Abstract: It is well known that the pre-Islamic “national history” of Iran (i. e., the indigenous secular historical tradition, transmitted orally over many centuries) knows nothing at all, or as good as nothing, about the dynasties and empires of the Medes, Achaemenids, Seleucids, and Parthians (ca. 700 BCE–226 CE). It is first with the Sasanians (226‒651 CE) that Iran’s “national history” evinces more detailed knowledge. Instead of reports on the historical Medes and Achaemenid dynasties, accounts of mythical and legendary dynasties, the Pīšdādians and Kayānians, are found.

In this essay, an attempt will be made to explain this “gap” in the pre-Islamic historical tradition, this “strange historical (or national) amnesiaˮ (Ehsan Yarshater) in the cultural memory of the Iranians, with the help of a theory on the structure and modality of oral tradition, based on field research, by the Belgian historian and anthropologist Jan Vansina.
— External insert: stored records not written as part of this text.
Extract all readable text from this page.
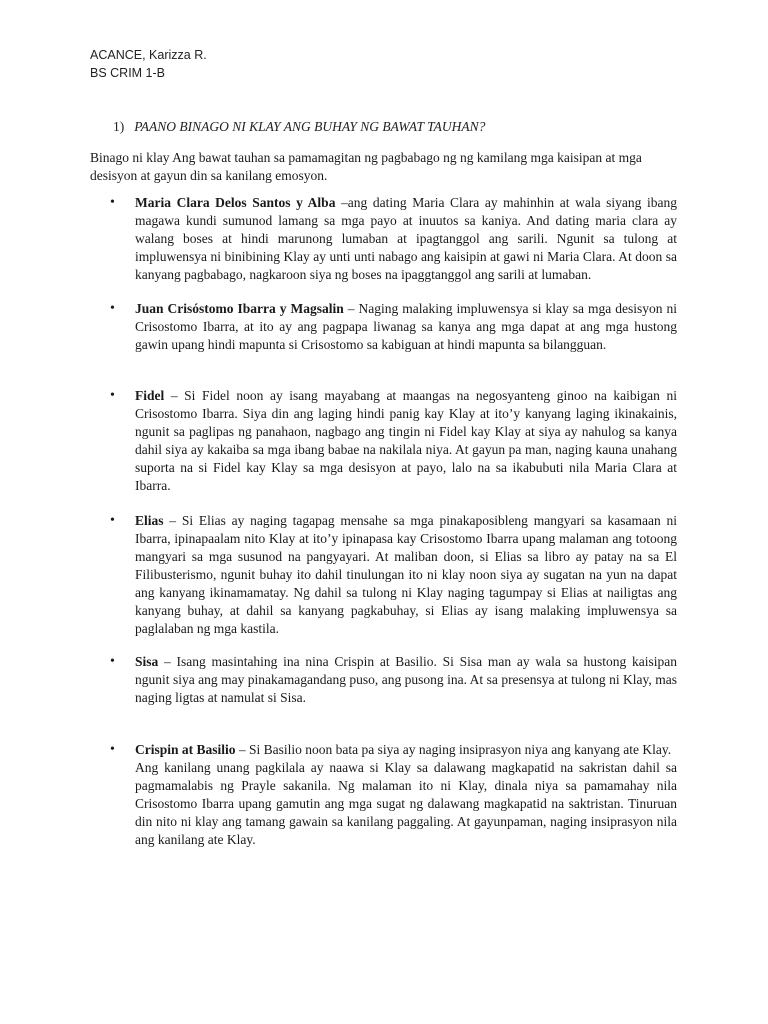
ACANCE, Karizza R.
BS CRIM 1-B
1) PAANO BINAGO NI KLAY ANG BUHAY NG BAWAT TAUHAN?
Binago ni klay Ang bawat tauhan sa pamamagitan ng pagbabago ng ng kamilang mga kaisipan at mga desisyon at gayun din sa kanilang emosyon.
• Maria Clara Delos Santos y Alba –ang dating Maria Clara ay mahinhin at wala siyang ibang magawa kundi sumunod lamang sa mga payo at inuutos sa kaniya. And dating maria clara ay walang boses at hindi marunong lumaban at ipagtanggol ang sarili. Ngunit sa tulong at impluwensya ni binibining Klay ay unti unti nabago ang kaisipin at gawi ni Maria Clara. At doon sa kanyang pagbabago, nagkaroon siya ng boses na ipaggtanggol ang sarili at lumaban.
• Juan Crisóstomo Ibarra y Magsalin – Naging malaking impluwensya si klay sa mga desisyon ni Crisostomo Ibarra, at ito ay ang pagpapa liwanag sa kanya ang mga dapat at ang mga hustong gawin upang hindi mapunta si Crisostomo sa kabiguan at hindi mapunta sa bilangguan.
• Fidel – Si Fidel noon ay isang mayabang at maangas na negosyanteng ginoo na kaibigan ni Crisostomo Ibarra. Siya din ang laging hindi panig kay Klay at ito’y kanyang laging ikinakainis, ngunit sa paglipas ng panahaon, nagbago ang tingin ni Fidel kay Klay at siya ay nahulog sa kanya dahil siya ay kakaiba sa mga ibang babae na nakilala niya. At gayun pa man, naging kauna unahang suporta na si Fidel kay Klay sa mga desisyon at payo, lalo na sa ikabubuti nila Maria Clara at Ibarra.
• Elias – Si Elias ay naging tagapag mensahe sa mga pinakaposibleng mangyari sa kasamaan ni Ibarra, ipinapaalam nito Klay at ito’y ipinapasa kay Crisostomo Ibarra upang malaman ang totoong mangyari sa mga susunod na pangyayari. At maliban doon, si Elias sa libro ay patay na sa El Filibusterismo, ngunit buhay ito dahil tinulungan ito ni klay noon siya ay sugatan na yun na dapat ang kanyang ikinamamatay. Ng dahil sa tulong ni Klay naging tagumpay si Elias at nailigtas ang kanyang buhay, at dahil sa kanyang pagkabuhay, si Elias ay isang malaking impluwensya sa paglalaban ng mga kastila.
• Sisa – Isang masintahing ina nina Crispin at Basilio. Si Sisa man ay wala sa hustong kaisipan ngunit siya ang may pinakamagandang puso, ang pusong ina. At sa presensya at tulong ni Klay, mas naging ligtas at namulat si Sisa.
• Crispin at Basilio – Si Basilio noon bata pa siya ay naging insiprasyon niya ang kanyang ate Klay.
Ang kanilang unang pagkilala ay naawa si Klay sa dalawang magkapatid na sakristan dahil sa pagmamalabis ng Prayle sakanila. Ng malaman ito ni Klay, dinala niya sa pamamahay nila Crisostomo Ibarra upang gamutin ang mga sugat ng dalawang magkapatid na saktristan. Tinuruan din nito ni klay ang tamang gawain sa kanilang paggaling. At gayunpaman, naging insiprasyon nila ang kanilang ate Klay.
The structure in question concerns a tripartite perception of the past: a wealth of information about antiquity (traditions of origin or creation and reports on culture heroes) – plenty of information, too, on the recent and most recent times – and lying between them, a “gap” in the accounts. Vansina described this phenomenon as the “hourglass effect.” This is exactly the narrative structure of Iranian national history; it is evident that the Achaemenids and the other pre-Christian dynasties fall into the “gap” described by Vansina.

The same phenomenon can also be detected on the level of Sasanian history. We find there a plethora of information on the founder of the dynasty, Ardašīr (reigned 226‒241 CE); meanwhile, very few details are known of the kings following Ardašīr, and it is only as of Kavād I (reigned 488‒496 and 499‒531 CE) that we have outstanding historical information.